Cecily looked astonished. “They were on the ferry? You talked to them?”
“Yes! I wished I could live with them and I did! I belonged to their family until Easter. It was wonderful. The most wonderful thing that’s ever happened to me! But then I started not to be there … to sort of fade … and then I was back on the ferry with Rae.”
“Well, I’ll be … that’s incredible, Theo! It’s hard to believe.”
It was hard to believe she was standing in the cemetery talking to a ghost, too, thought Theo.
“But how did it happen?” she asked.
“I don’t know.
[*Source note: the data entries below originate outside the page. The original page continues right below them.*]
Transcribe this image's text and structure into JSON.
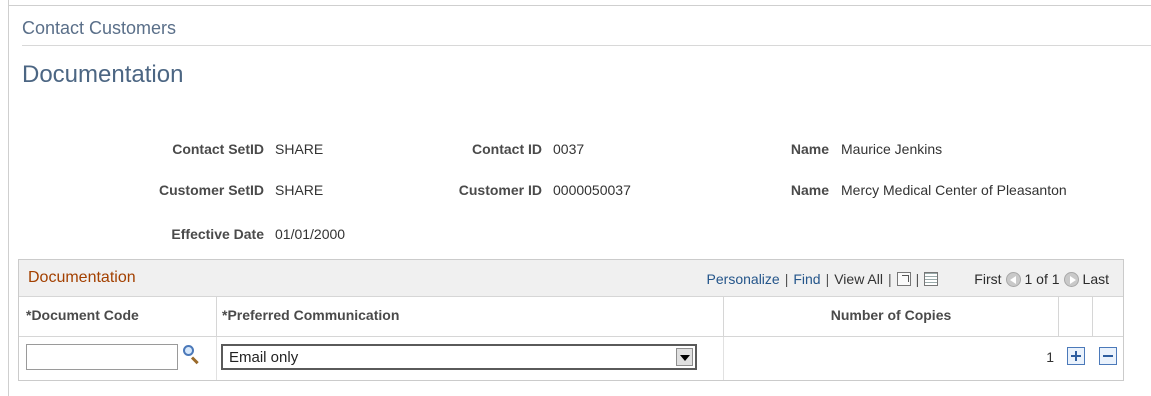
{
  "breadcrumb": "Contact Customers",
  "page_title": "Documentation",
  "header_fields": {
    "contact_setid": {
      "label": "Contact SetID",
      "value": "SHARE"
    },
    "contact_id": {
      "label": "Contact ID",
      "value": "0037"
    },
    "contact_name": {
      "label": "Name",
      "value": "Maurice Jenkins"
    },
    "customer_setid": {
      "label": "Customer SetID",
      "value": "SHARE"
    },
    "customer_id": {
      "label": "Customer ID",
      "value": "0000050037"
    },
    "customer_name": {
      "label": "Name",
      "value": "Mercy Medical Center of Pleasanton"
    },
    "effective_date": {
      "label": "Effective Date",
      "value": "01/01/2000"
    }
  },
  "grid": {
    "title": "Documentation",
    "nav": {
      "personalize": "Personalize",
      "find": "Find",
      "view_all": "View All",
      "first": "First",
      "range": "1 of 1",
      "last": "Last"
    },
    "columns": [
      "*Document Code",
      "*Preferred Communication",
      "Number of Copies"
    ],
    "rows": [
      {
        "document_code": "",
        "preferred_communication": "Email only",
        "number_of_copies": "1"
      }
    ]
  },
  "icons": {
    "lookup": "magnifier-icon",
    "zoom": "new-window-icon",
    "download": "spreadsheet-icon",
    "prev": "left-arrow-circle-icon",
    "next": "right-arrow-circle-icon",
    "add_row": "plus-icon",
    "delete_row": "minus-icon"
  },
  "colors": {
    "title": "#4c6683",
    "grid_title": "#a34000",
    "link": "#24558a"
  }
}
There’s no point in trying to explain these things,” Cecily said slowly. “I think your time with the Kaldors must have been a combination of both of our fantasies—mine and yours.”
“It did seem weird that I just wished to be there, and that they accepted me so easily. I couldn’t decide if it was a dream or magic,” said Theo.
Cecily mused on this. “I think it was both. An idea is like a dream—a dream of what could be. Your fantasy of being in a family was a dream—a wish, a daydream. And stories are magic. I’m so glad it happened, Theo, that you really belonged to such a special family for a while.”
“But I couldn’t stay!” burst out Theo. That seemed Cecily’s fault.
“No … You faded away just as my idea faded away—when I couldn’t solve the main problem of the story, that your time in the family was too perfect. Real life isn’t perfect, and good fiction has to seem like real life.”
“I liked it being perfect!” protested Theo.
“But you found the Kaldors again, didn’t you?”
“Yes, but it’s not the same! They aren’t perfect any more and I don’t belong to them—I’m just their friend, not their sister.”
“Friends are very valuable,” said Cecily. “Like gold. I never had many—you’re lucky. I was so surprised to see you with those four children, Theo. To see you again! I watched you playing here with them and I saw you looking out of the window of their house last week.”
“I saw you, too,” whispered Theo. “Did you cover me up?”
“Yes,” said Cecily gently. “I don’t usually go upstairs, but I couldn’t resist getting a longer look at you. Then I wished you could read my books, so I put one in the living-room.”
They exchanged smiles. But then Theo glanced at the plot and shivered as she tried to reconcile Cecily being buried there and Cecily sitting across from her.
“Are there other ghosts here?” she asked in a wavery voice.
“I haven’t seen any. It’s a myth that cemeteries are full of ghosts. If people linger on after they die, they linger in the places that meant the most to them. But this was my place. I came here every day of my life. At the end of it, it soothed me to know I’d be buried here.”
She stood up and beckoned Theo over to her grave. “Do you like my inscription? I left instructions for it in my will. An open book … that’s all that will save us, I think.”
Sometimes Cecily was hard to understand. “Save who—from what?” asked Theo.
“I think an open book symbolizes imagination. Only imagination will save people from their narrow, cramped expectations of life—like those my parents had.” She chuckled. “But enough of my philosophizing. When you’ve done nothing but think for forty years you get pretty pedantic.”
They stood there in silence, Theo as close to Cecily as she dared. Something told her it wouldn’t be right to touch her.
Beyond the plot brilliant yellow broom tumbled down the bank. The warming sun drew out its bitter odour. “I should go back,” said Theo. “They’ll wonder where I am.”